Employees were 57% less likely to quit, and revenues rose by 1.4% across the six-month test.

Citizens Advice Gateshead was among the trial organisations. With more than 200 staff spread over more than 50 projects that deliver services both remotely and in the community, the non-profit had a challenging task in changing its working pattern, according to chief operating officer Paul Oliver.

Implementing the trial in three waves over 12 weeks helped to smooth the transition.

Speaking to HR magazine, Oliver said: “Each wave benefitted from the learning and experiences of those who had gone earlier.

“The benefits to your people and their work/life balance are there to see, and we are definitely a more finely tuned operation because of the productivity measures we’ve implemented.

“The feedback from our staff on how they are finding it has been overwhelmingly positive, which is supported by the employee survey results."

The company has now extended the trial for another six months to track its impact more closely.

Trio Media, a 13-strong digital marketing agency has likewise extended the trial for another six months so that the company can fine tune the policy to its needs.

Speaking to HR magazine, CEO Claire Daniels said: “Generally everything went really well and was a great success for us.”

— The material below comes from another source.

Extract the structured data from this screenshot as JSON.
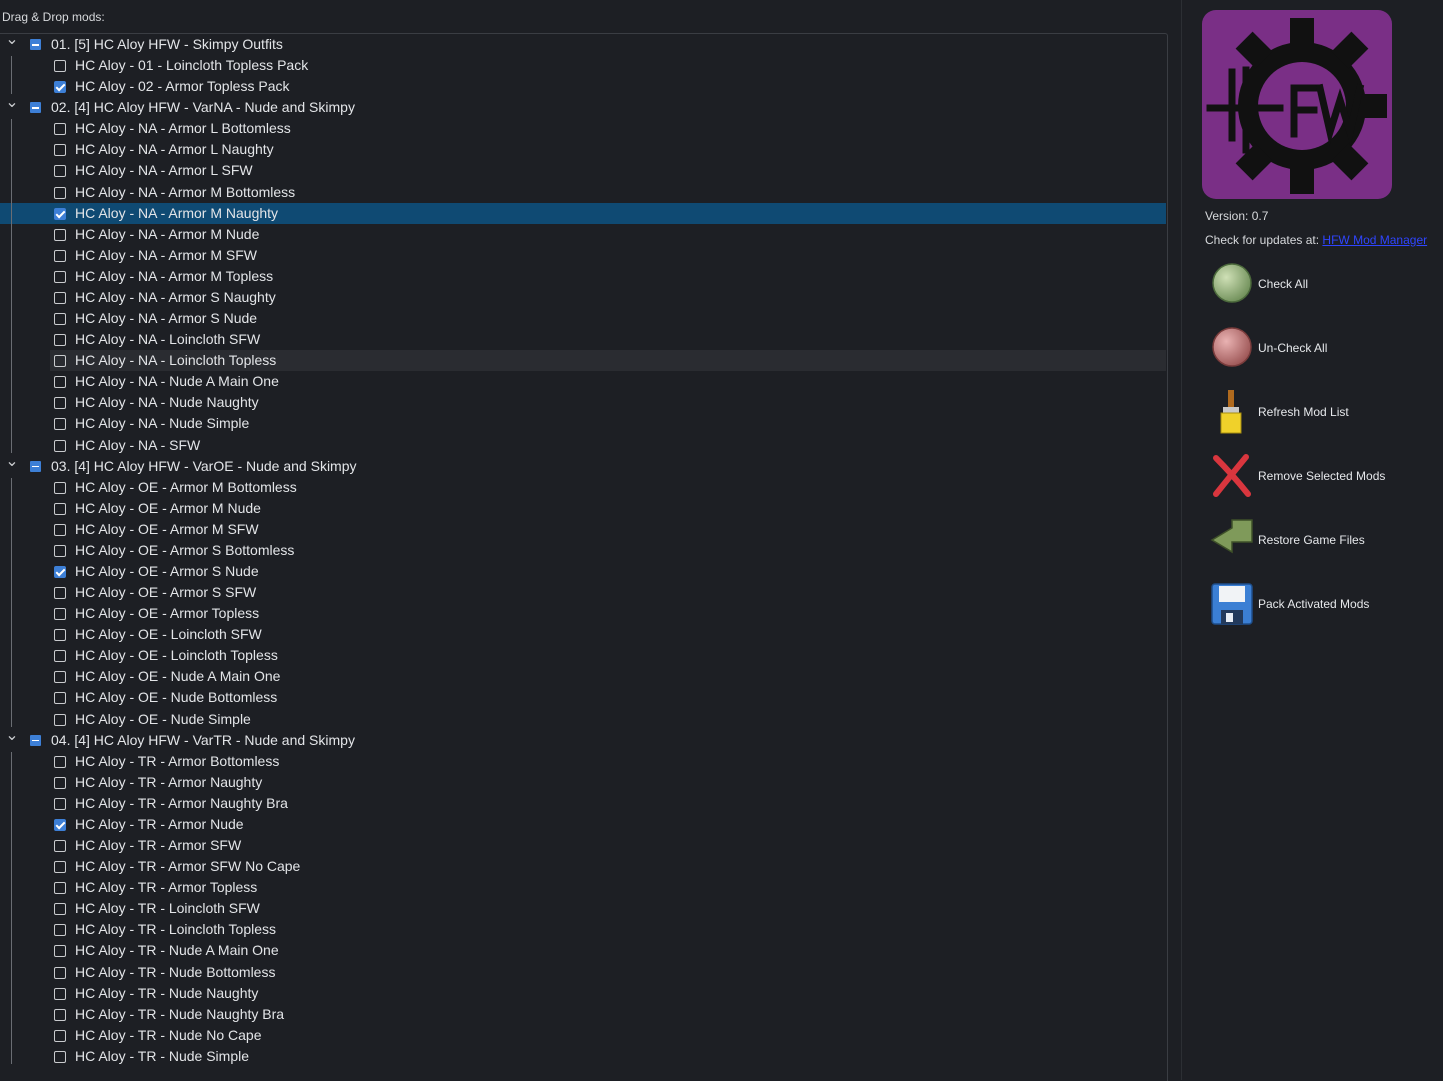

While the firm did not have many metrics in place, Daniels said she found revenue to be its clearest performance indicator as it jumped 33% compared with the six months before the trial, and 47% compared with the same half of the previous year.

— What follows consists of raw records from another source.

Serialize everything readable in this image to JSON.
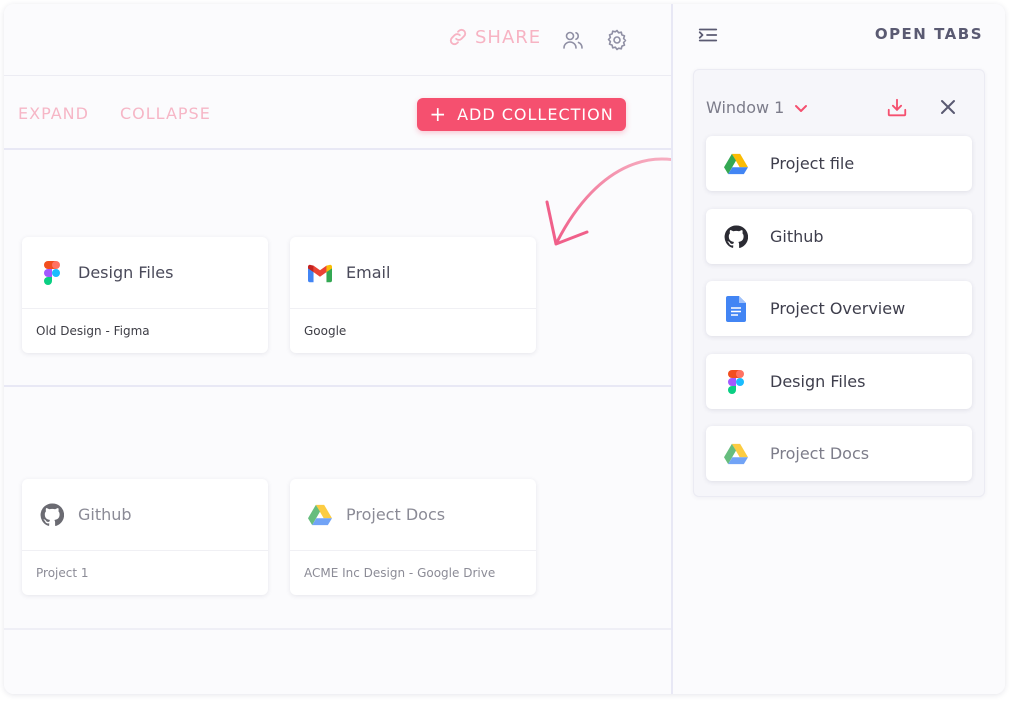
{
  "header": {
    "share_label": "SHARE"
  },
  "actions": {
    "expand_label": "EXPAND",
    "collapse_label": "COLLAPSE",
    "add_collection_label": "ADD COLLECTION",
    "add_icon": "+"
  },
  "collections": [
    {
      "cards": [
        {
          "title": "Design Files",
          "subtitle": "Old Design - Figma",
          "icon": "figma-icon"
        },
        {
          "title": "Email",
          "subtitle": "Google",
          "icon": "gmail-icon"
        }
      ]
    },
    {
      "cards": [
        {
          "title": "Github",
          "subtitle": "Project 1",
          "icon": "github-icon"
        },
        {
          "title": "Project Docs",
          "subtitle": "ACME Inc Design - Google Drive",
          "icon": "google-drive-icon"
        }
      ]
    }
  ],
  "panel": {
    "title": "OPEN TABS",
    "window_label": "Window 1",
    "tabs": [
      {
        "label": "Project file",
        "icon": "google-drive-icon"
      },
      {
        "label": "Github",
        "icon": "github-icon"
      },
      {
        "label": "Project Overview",
        "icon": "google-docs-icon"
      },
      {
        "label": "Design Files",
        "icon": "figma-icon"
      },
      {
        "label": "Project Docs",
        "icon": "google-drive-icon"
      }
    ]
  },
  "colors": {
    "accent": "#f5506f",
    "accent_light": "#f6b6c6",
    "text": "#4a4a5a",
    "panel_title": "#5a5a72"
  }
}
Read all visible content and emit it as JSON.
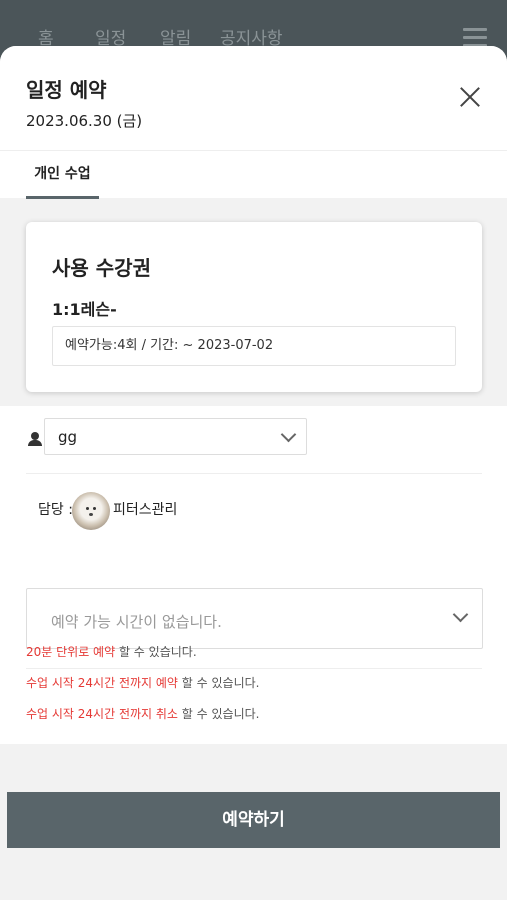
{
  "nav": {
    "items": [
      "홈",
      "일정",
      "알림",
      "공지사항"
    ]
  },
  "modal": {
    "title": "일정 예약",
    "date": "2023.06.30 (금)"
  },
  "tabs": [
    {
      "label": "개인 수업"
    }
  ],
  "ticket": {
    "section_title": "사용 수강권",
    "name": "1:1레슨-",
    "detail": "예약가능:4회 / 기간: ~ 2023-07-02"
  },
  "member": {
    "selected": "gg"
  },
  "manager": {
    "label": "담당 :",
    "name": "피터스관리"
  },
  "time_select": {
    "placeholder": "예약 가능 시간이 없습니다."
  },
  "notes": [
    {
      "highlight": "20분 단위로 예약",
      "rest": " 할 수 있습니다."
    },
    {
      "highlight": "수업 시작 24시간 전까지 예약",
      "rest": " 할 수 있습니다."
    },
    {
      "highlight": "수업 시작 24시간 전까지 취소",
      "rest": " 할 수 있습니다."
    }
  ],
  "submit": {
    "label": "예약하기"
  },
  "colors": {
    "accent": "#59656a",
    "highlight": "#e53935"
  }
}
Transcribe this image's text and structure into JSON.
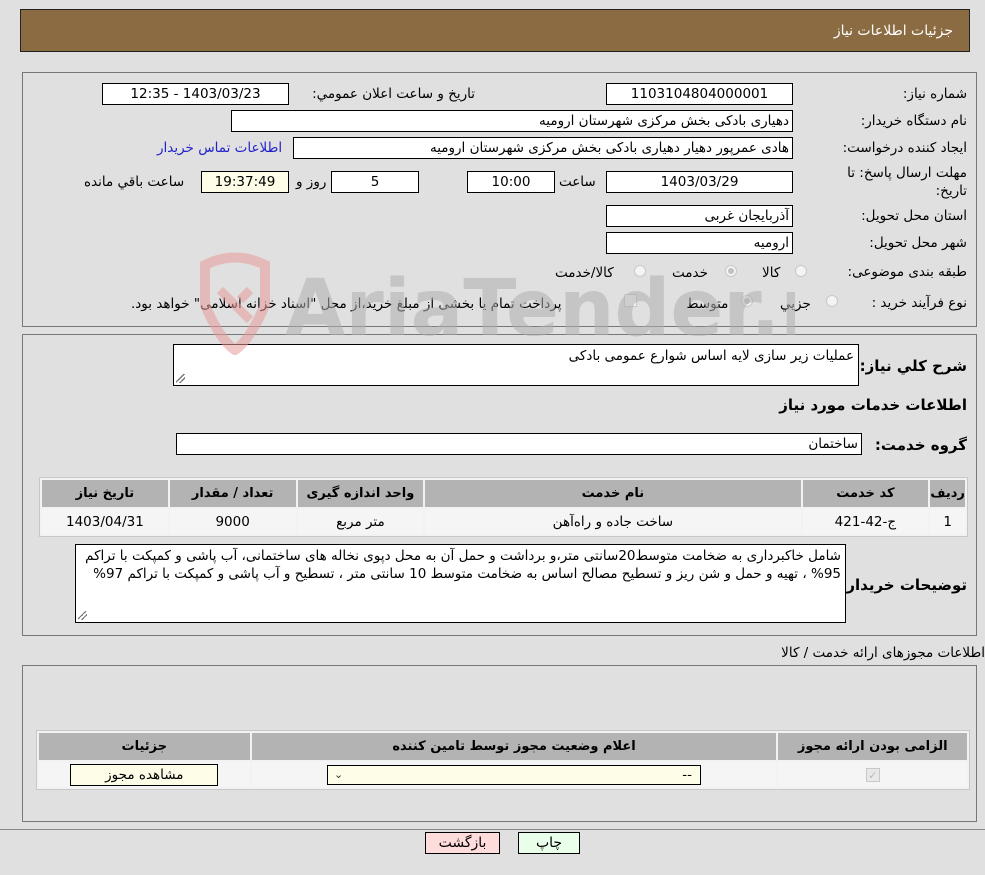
{
  "header": {
    "title": "جزئيات اطلاعات نياز"
  },
  "details": {
    "need_number": {
      "label": "شماره نياز:",
      "value": "1103104804000001"
    },
    "announce_datetime": {
      "label": "تاريخ و ساعت اعلان عمومي:",
      "value": "1403/03/23 - 12:35"
    },
    "buyer_org": {
      "label": "نام دستگاه خريدار:",
      "value": "دهیاری بادکی بخش مرکزی شهرستان ارومیه"
    },
    "requester": {
      "label": "ايجاد کننده درخواست:",
      "value": "هادی عمرپور دهیار دهیاری بادکی بخش مرکزی شهرستان ارومیه"
    },
    "buyer_contact_link": "اطلاعات تماس خريدار",
    "deadline": {
      "label": "مهلت ارسال پاسخ: تا تاريخ:",
      "date": "1403/03/29",
      "time_label": "ساعت",
      "time": "10:00",
      "days": "5",
      "days_label": "روز و",
      "remaining": "19:37:49",
      "remaining_label": "ساعت باقي مانده"
    },
    "province": {
      "label": "استان محل تحويل:",
      "value": "آذربایجان غربی"
    },
    "city": {
      "label": "شهر محل تحويل:",
      "value": "ارومیه"
    },
    "category": {
      "label": "طبقه بندی موضوعی:",
      "options": [
        {
          "label": "کالا",
          "checked": false
        },
        {
          "label": "خدمت",
          "checked": true
        },
        {
          "label": "کالا/خدمت",
          "checked": false
        }
      ]
    },
    "purchase_type": {
      "label": "نوع فرآيند خريد :",
      "options": [
        {
          "label": "جزيي",
          "checked": false
        },
        {
          "label": "متوسط",
          "checked": true
        }
      ],
      "treasury_checkbox_label": "پرداخت تمام يا بخشی از مبلغ خريد،از محل \"اسناد خزانه اسلامی\" خواهد بود."
    }
  },
  "description": {
    "label": "شرح کلي نياز:",
    "value": "عملیات زیر سازی لایه اساس شوارع عمومی بادکی",
    "services_heading": "اطلاعات خدمات مورد نياز",
    "service_group_label": "گروه خدمت:",
    "service_group_value": "ساختمان"
  },
  "services_table": {
    "headers": [
      "رديف",
      "کد خدمت",
      "نام خدمت",
      "واحد اندازه گيری",
      "تعداد / مقدار",
      "تاريخ نياز"
    ],
    "rows": [
      [
        "1",
        "ج-42-421",
        "ساخت جاده و راه‌آهن",
        "متر مربع",
        "9000",
        "1403/04/31"
      ]
    ]
  },
  "buyer_notes": {
    "label": "توضيحات خريدار:",
    "value": "شامل خاکبرداری به ضخامت متوسط20سانتی متر،و برداشت و حمل آن به محل دپوی نخاله های ساختمانی، آب پاشی و کمپکت با تراکم 95% ، تهیه و حمل و شن ریز و تسطیح مصالح اساس به ضخامت متوسط 10 سانتی متر ، تسطیح و آب پاشی و کمپکت با تراکم 97%"
  },
  "permits": {
    "section_title": "اطلاعات مجوزهای ارائه خدمت / کالا",
    "headers": [
      "الزامی بودن ارائه مجوز",
      "اعلام وضعيت مجوز توسط تامين کننده",
      "جزئيات"
    ],
    "rows": [
      {
        "required_checked": true,
        "status_value": "--",
        "details_button": "مشاهده مجوز"
      }
    ]
  },
  "footer": {
    "print_button": "چاپ",
    "back_button": "بازگشت"
  },
  "colors": {
    "header_bg": "#8b6c42",
    "print_bg": "#eaffea",
    "back_bg": "#ffdcdc",
    "link": "#2222cc"
  }
}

She added: “Productivity has remained high, employee wellbeing has increased and we haven't had any sick days or resignations during the period. We have been able to hire four new people in a competitive marketplace.”

Daniels said she would recommend the working model to employers looking to disrupt the world of work and give their employees a better work/life balance.

“The key is to be open to changing your mindset, that is the biggest requirement for achieving success with the four-day week. Not just for management, but for employees as well,” she said.

The results of the trial are to be presented to MPs at the House of Commons today (21 February).

Charlotte Lockhart, co-founder and managing director of 4 Day Week Global said the trial had been a resounding success.

She said: “It is encouraging to note that the results largely mirror the outcomes from our earlier trials in Ireland and the US, further strengthening the arguments for a four-day week.”